I also followed the hint and saw that multiplying the first equation by $x^2$ and the second equation by $xy+1$ we get $$ x^4 + x^2y^2 -x^2 = 0\\ x^2y^2-1 = 0$$ and so $x^2(x^2+y^2-1)-(xy+1)(xy-1) = x^4+1-x^2 \in \langle x^2+y^2-1, xy-1\rangle$. Then we can notice that $x^4+1-x^2 = x^2(x^2+\frac{1}{x^2} -1)$ which is what we wanted with an extra factor of $x^2$, but that doesn't seem to help. If it does help could someone please explain why/how?
Thank you!
The first problem is that $x^2+x^{-2}-1$ is not a polynomial since the exponent on $x$ is negative. Therefore, this Laurent polynomial is not in $R$ (and, therefore, not in the ideal $I$).
Starting with $x^2+y^2-1=0$ and $xy-1=0$, you could multiply the first equation by $x^2$ to get $x^4+x^2y^2-x^2=0$. Since $xy=1$, $x^2y^2=1$, so we can substitute to get $x^4+1-x^2=0$. Therefore, $x^4-x^2+1\in I$.
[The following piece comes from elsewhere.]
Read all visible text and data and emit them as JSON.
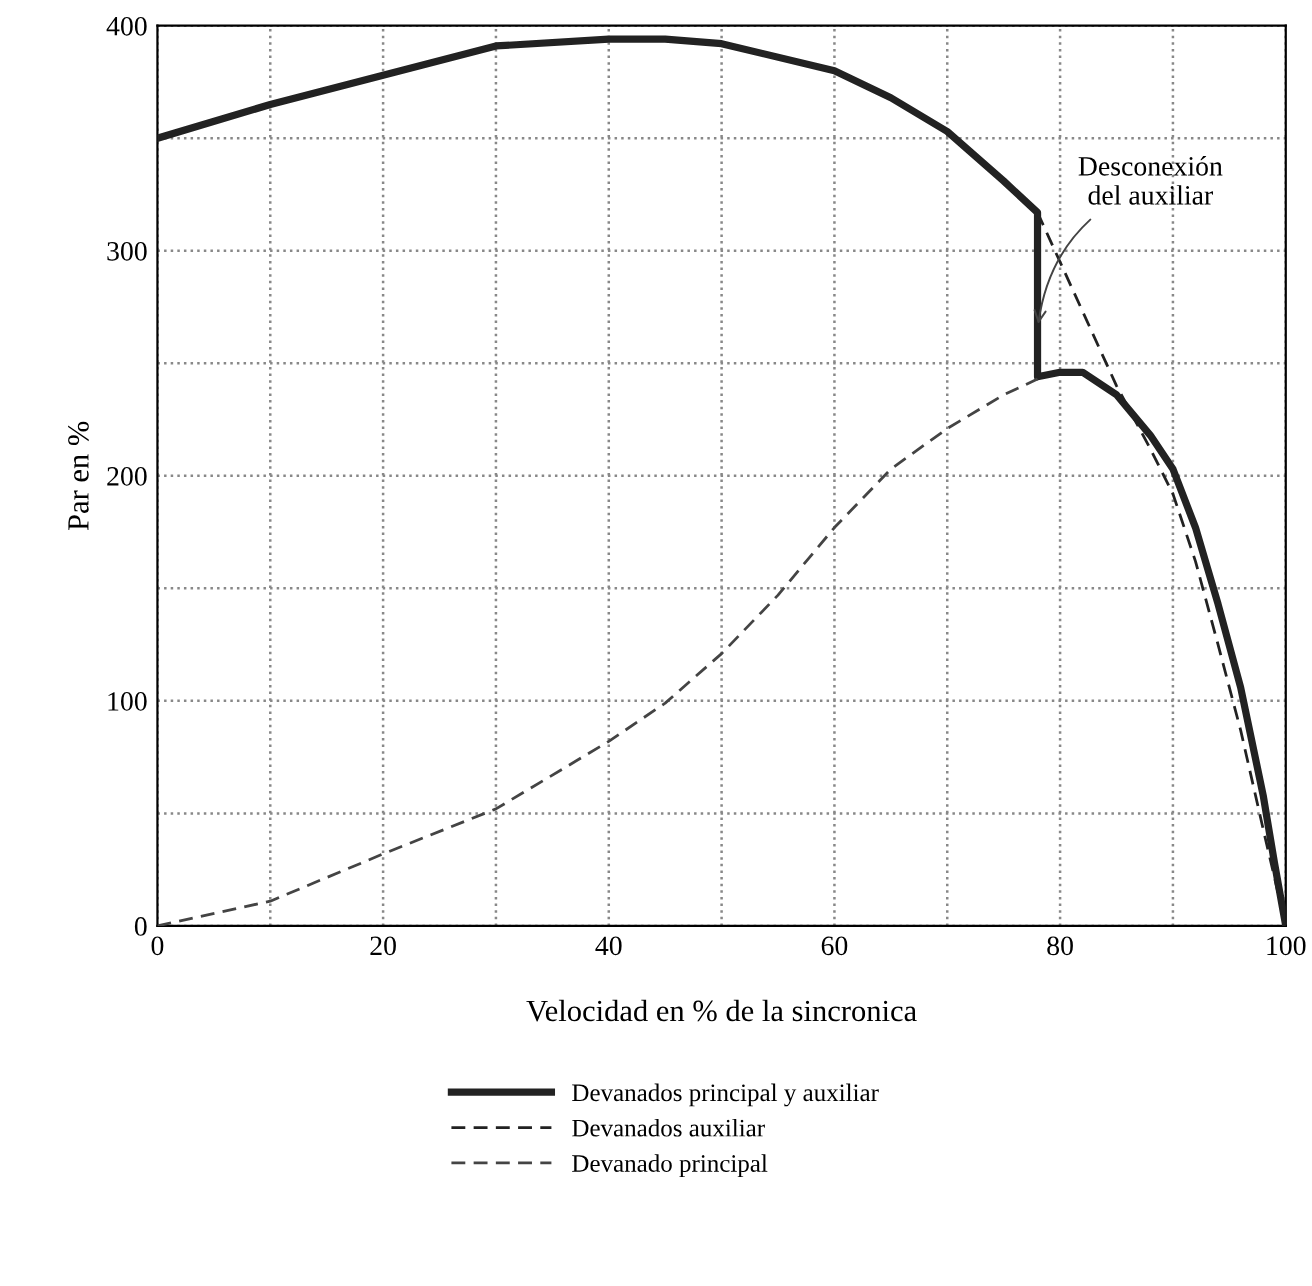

For the second part of the problem, one could, instead multiply $x^2+y^2-1$ by $x^2$ to get $x^4+x^2y^2-x^2$ and multiply $xy-1$ by $xy+1$ to get $x^2y^2-1$. Subtracting these from each other gives the desired result. In other words, $$ x^2(x^2+y^2-1)-(xy+1)(xy-1)=x^4-x^2+1. $$
Once you get a bit further in the book, you'll find that the set of polynomials of $I$ which only involve $x$ are all multiples of $x^4-x^2+1$.